Em primeiro plano, o documentário “Dilema das Redes Sociais” disponível na Netflix, retrata a construção dos algoritmos e como as injeções de dopamina, um dos hormônios responsáveis pela sensação de gratificação e felicidade, estão presentes nas redes e fazem com que as pessoas não consigam se desvencilhar do vício nelas. Nesse sentido, com o intuito de prender a atenção dos indivíduos, as empresas criam ferramentas cada vez mais inteligentes.
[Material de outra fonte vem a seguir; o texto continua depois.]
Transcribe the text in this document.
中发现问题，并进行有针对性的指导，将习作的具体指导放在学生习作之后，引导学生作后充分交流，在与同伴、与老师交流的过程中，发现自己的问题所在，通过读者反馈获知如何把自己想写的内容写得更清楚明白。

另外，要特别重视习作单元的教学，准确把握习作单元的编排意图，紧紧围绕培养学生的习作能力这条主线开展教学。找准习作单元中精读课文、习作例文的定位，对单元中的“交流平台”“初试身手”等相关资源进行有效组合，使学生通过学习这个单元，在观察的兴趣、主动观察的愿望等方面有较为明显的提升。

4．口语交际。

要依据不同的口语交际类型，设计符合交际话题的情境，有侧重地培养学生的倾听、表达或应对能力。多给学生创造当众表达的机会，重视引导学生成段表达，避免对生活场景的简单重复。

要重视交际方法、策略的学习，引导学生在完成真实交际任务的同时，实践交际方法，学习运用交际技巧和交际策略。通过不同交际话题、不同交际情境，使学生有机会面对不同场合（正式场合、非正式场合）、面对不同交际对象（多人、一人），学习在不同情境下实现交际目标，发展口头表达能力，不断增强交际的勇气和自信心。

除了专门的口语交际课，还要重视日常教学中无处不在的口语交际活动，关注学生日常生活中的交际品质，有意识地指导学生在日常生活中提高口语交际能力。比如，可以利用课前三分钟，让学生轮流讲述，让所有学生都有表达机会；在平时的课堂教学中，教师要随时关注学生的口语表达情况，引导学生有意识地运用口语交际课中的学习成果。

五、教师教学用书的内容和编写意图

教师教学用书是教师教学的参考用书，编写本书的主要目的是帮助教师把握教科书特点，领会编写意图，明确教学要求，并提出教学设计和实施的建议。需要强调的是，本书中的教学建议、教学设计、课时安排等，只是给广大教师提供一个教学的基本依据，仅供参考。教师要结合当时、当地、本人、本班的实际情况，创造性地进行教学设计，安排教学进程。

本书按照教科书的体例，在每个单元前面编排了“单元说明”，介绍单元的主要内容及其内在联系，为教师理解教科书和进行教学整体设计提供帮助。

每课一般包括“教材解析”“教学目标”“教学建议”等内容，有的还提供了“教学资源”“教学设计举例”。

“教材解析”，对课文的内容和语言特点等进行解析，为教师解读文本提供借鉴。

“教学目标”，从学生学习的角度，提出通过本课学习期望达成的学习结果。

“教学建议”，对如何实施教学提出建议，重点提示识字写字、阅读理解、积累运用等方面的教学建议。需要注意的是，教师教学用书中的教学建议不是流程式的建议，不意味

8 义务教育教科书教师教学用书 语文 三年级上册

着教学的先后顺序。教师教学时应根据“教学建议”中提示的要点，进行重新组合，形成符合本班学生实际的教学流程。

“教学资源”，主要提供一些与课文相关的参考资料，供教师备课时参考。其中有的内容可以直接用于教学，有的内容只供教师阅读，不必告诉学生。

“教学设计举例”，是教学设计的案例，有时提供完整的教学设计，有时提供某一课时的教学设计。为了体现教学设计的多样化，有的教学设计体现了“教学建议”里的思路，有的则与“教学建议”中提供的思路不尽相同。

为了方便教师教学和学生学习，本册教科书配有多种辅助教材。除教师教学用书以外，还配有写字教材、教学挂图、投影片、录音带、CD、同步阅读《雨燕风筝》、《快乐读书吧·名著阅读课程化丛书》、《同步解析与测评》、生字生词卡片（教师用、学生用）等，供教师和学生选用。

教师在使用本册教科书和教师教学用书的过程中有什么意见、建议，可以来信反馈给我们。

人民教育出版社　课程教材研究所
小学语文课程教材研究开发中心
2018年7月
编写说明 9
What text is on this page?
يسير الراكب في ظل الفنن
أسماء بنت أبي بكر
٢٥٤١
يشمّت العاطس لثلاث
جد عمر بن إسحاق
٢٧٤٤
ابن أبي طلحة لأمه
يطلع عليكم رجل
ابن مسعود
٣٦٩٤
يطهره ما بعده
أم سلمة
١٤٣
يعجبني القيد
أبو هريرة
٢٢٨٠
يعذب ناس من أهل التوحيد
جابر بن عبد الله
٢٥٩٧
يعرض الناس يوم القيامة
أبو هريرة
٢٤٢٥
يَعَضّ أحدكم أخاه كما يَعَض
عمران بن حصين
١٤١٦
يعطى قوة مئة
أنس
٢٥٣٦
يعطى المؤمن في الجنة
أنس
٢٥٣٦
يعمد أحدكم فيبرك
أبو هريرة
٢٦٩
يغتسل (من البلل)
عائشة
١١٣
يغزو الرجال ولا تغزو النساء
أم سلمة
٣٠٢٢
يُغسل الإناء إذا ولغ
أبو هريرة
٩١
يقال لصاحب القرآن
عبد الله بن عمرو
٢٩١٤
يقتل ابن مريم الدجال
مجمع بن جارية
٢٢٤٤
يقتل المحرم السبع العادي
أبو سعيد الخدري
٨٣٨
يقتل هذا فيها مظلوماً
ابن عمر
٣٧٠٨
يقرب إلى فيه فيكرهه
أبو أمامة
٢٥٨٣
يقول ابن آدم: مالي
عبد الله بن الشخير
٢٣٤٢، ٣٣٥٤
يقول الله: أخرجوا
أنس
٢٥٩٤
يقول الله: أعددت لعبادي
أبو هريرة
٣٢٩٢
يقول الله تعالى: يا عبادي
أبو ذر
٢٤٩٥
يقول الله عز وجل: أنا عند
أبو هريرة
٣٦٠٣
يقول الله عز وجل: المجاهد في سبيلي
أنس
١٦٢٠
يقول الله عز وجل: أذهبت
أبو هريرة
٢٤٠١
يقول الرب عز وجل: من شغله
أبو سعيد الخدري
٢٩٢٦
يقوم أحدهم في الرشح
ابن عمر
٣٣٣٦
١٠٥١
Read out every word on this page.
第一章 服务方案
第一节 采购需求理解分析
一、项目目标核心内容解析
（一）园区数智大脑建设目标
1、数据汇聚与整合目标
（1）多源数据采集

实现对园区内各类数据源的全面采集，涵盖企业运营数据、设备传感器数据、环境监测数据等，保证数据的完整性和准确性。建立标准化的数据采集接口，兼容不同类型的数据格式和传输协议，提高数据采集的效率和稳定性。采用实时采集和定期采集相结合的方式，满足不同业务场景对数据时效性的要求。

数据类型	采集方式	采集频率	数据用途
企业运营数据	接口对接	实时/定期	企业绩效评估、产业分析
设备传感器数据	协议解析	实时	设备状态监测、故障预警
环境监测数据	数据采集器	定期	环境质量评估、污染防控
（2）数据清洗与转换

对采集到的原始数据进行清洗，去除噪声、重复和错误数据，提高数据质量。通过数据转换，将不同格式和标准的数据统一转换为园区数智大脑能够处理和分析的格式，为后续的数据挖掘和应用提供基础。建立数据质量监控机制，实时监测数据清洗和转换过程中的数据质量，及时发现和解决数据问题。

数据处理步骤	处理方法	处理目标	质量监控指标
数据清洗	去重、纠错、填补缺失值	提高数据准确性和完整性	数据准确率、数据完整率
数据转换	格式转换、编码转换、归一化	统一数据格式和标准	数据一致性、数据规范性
Em segundo plano, como dizia Andrew (Andy) Lewis, “Se você não paga pelo produto, o produto é você.” Diante de tal contexto, o usuário brasileiro passa em média 279 horas por mês na internet, boa parte desse tempo em sites de relacionamento, como Facebook e Instagram, segundo De Luca (2018) no relatório global da We are Social publicado. Com isso, a quantidade de redes sociais é tão grande que os internautas gastam horas por dia para gerenciá-las.
É necessário, portanto, que algo seja feito com urgência para amenizar a questão. Logo, cabe ao MEC oferecer a disciplina de educação tecnológica por meio de sua inclusão na Base Comum Curricular, causando um importante impacto na construção da consciência coletiva. O fito de tal ação é uma mudança comportamental, assegurando uma população mais crítica.